Latest update March 21st, 2025 5:42 AM
Sep 02, 2008 Editorial
The unquestioned material accomplishments of China over the last thirty years were highlighted during the recent Olympics, but what changes have been wrought in the thinking of their new elites?
This question was recently examined by the writer Mark Leonard in his book, “What does China Think?” He identifies three spheres of active debate amongst Chinese intellectuals – economic development, political development and the question of China’s national power and its role in global politics. All three dimensions, he concludes are leading to the emergence of an exclusive and novel world centred on China, which the author defines as China’s ‘walled world’.
On the economic realm, there is intense questioning of the uncritical stance of the “open door” policy, implemented by Deng Xiaoping, and countered by proposals of an alternative modernity, dominated by Chinese features. It is acknowledged that widespread inequality and environmental damage have been created following the embrace of free-market economic policies.
Additionally, the uncritical acceptance and imitation of the western model has done much damage to the social fabric of Chinese society. The development gap between mainland and coastal China is one conspicuous example.
China, the consensus suggests, needs to (re)evaluate the principles of free market economics and refine them to provide social welfare, health and education with effective government intervention.
In the political realm, experiments in democracy and democratic governance are on the rise in China. The Chinese intellectual, Yu Keping, an informal adviser to President Hu Jintao, has suggested the notion of ‘incremental democracy’, which ‘rejects a big bang of political reform in favour of gradualist change from the bottom up’.
It entails that village committees and local party cadres are elected rather than selected and that the people have a greater voice in the management of the socio-political system. A Chinese academic, to explain the difference between the Western model of democracy and democracy of the Chinese variety, has put a culinary analogy forth.
He ‘compared democracy in the West to a fixed-menu restaurant where customers can select the identity of their chef, but have no say in what dishes he chooses to cook for them. Chinese democracy, on the other hand, always involves the same chef — the Communist Party — but the policy dishes which are served up can be chose a la carte’.
In terms of national power, the Chinese appear determined to transcend Deng Xiaoping’s dictum ‘bide our time and build our capabilities’, which proposed that China’s weak domestic standing had to be turned on its head by embarking on a policy of economic development.

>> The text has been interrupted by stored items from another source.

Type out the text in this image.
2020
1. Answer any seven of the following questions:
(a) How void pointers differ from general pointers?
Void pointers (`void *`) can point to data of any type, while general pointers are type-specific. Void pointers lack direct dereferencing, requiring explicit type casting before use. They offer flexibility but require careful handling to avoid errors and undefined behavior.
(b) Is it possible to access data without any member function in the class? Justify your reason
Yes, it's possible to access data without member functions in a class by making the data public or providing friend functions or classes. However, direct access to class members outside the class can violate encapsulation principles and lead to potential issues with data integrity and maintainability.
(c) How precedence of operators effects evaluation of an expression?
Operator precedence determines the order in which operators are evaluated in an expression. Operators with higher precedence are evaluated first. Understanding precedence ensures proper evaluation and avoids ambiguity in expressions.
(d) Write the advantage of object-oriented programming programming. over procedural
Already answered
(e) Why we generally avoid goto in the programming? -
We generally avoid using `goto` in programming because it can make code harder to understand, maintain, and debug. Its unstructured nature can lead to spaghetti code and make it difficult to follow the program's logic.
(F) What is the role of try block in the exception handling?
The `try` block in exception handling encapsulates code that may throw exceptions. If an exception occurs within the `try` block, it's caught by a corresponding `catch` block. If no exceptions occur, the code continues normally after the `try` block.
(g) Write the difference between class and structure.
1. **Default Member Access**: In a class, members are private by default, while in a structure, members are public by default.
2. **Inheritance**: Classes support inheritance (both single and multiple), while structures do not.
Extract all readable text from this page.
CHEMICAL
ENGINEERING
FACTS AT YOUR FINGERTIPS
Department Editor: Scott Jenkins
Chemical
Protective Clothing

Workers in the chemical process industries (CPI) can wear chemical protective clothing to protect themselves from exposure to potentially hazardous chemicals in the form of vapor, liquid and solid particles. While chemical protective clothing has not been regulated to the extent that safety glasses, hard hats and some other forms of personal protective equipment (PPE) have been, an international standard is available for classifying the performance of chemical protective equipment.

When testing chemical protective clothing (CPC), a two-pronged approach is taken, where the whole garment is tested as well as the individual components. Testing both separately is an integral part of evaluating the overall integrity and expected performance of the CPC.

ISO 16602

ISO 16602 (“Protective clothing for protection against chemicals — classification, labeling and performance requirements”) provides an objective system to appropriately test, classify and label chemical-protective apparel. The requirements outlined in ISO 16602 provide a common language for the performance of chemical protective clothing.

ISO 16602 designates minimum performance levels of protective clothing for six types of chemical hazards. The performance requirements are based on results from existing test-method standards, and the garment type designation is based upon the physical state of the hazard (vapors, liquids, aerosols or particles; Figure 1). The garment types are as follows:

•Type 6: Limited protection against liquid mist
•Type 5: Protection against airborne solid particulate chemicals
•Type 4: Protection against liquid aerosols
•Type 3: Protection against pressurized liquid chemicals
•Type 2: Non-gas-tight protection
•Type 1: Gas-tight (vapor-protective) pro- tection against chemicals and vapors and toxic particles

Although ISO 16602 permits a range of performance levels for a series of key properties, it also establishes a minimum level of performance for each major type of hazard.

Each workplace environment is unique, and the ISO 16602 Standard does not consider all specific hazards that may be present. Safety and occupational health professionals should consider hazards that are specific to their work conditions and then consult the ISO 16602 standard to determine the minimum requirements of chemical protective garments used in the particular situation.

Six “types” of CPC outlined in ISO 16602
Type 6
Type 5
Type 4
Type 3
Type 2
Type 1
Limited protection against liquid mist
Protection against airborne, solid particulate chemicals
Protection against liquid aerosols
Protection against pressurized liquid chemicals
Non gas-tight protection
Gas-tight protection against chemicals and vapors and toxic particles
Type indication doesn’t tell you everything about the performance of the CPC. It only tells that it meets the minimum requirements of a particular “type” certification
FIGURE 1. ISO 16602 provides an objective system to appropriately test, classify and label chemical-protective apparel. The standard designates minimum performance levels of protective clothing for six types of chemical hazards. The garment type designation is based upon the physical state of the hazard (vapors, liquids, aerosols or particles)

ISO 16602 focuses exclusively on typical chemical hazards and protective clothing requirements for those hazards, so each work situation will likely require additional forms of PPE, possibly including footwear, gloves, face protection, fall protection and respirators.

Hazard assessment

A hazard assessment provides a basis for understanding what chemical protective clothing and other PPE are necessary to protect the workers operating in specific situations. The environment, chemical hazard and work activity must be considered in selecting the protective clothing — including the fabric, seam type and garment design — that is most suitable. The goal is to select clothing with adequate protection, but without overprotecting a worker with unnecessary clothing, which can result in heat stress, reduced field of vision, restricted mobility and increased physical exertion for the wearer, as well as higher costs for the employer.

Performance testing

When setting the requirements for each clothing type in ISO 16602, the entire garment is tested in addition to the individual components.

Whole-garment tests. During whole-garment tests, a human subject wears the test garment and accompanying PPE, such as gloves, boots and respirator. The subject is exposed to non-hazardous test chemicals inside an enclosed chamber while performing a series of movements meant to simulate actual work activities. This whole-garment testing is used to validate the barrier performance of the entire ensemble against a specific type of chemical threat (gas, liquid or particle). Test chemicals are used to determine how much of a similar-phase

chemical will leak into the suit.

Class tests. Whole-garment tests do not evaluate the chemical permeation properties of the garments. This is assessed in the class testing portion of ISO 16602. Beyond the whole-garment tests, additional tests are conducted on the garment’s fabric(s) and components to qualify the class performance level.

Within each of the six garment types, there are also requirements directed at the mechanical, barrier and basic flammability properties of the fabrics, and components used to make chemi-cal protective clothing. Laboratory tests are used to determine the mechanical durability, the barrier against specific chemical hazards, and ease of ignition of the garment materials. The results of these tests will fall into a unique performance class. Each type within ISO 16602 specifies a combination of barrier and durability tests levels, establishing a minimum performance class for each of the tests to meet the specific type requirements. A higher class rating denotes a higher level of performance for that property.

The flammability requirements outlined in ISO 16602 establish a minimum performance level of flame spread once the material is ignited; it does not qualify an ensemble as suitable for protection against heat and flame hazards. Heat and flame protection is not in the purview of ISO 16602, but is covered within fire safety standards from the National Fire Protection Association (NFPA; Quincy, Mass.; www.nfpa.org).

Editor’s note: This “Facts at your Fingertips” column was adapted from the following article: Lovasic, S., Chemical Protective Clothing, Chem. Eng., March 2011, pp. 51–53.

The economic miracle achieved, the Chinese have now turned on the question of national power. Unlike the hegemonic premise that undergirded the national power of the United States and the former Soviet Union with their respective military alliances, however, China’s is not to be based on domination. Rather, according to one Chinese academic, it will be based on building bridges of cooperation and peace rather than division and conflict.
One line of Chinese academics repeatedly emphasise “soft power” as opposed to “hard power”: the ability to influence others in ways so they desire what the Chinese desire rather than through compulsion. This thinking has found favour with the power elite as evidenced by the plans of the Chinese Ministry of Education to establish one hundred ‘Confucius Institutes’ on the lines of the Goethe Institute and British Council, to teach Chinese as well as promote Chinese culture.
The economic and political internal logic and the concept of national power cogitated on very vigorously within the intellectual class of China is producing what the author terms “China’s walled world”. This “walled world” is contrasted to the ‘flat world’ of American globalisation and hegemony.
The implications of the ‘walled world’, marking China’s overall progress to become a superpower inevitably demand that ‘western policy-makers will need to adapt their own ideas if they want to promote and protect their liberal values’.
Leonord concludes, in this Huntingtonian formulation, that the relationship between the western liberal world versus China’s walled world will be a major feature of global politics in the future. Will the rest of the world, including Guyana, be forced to choose sides?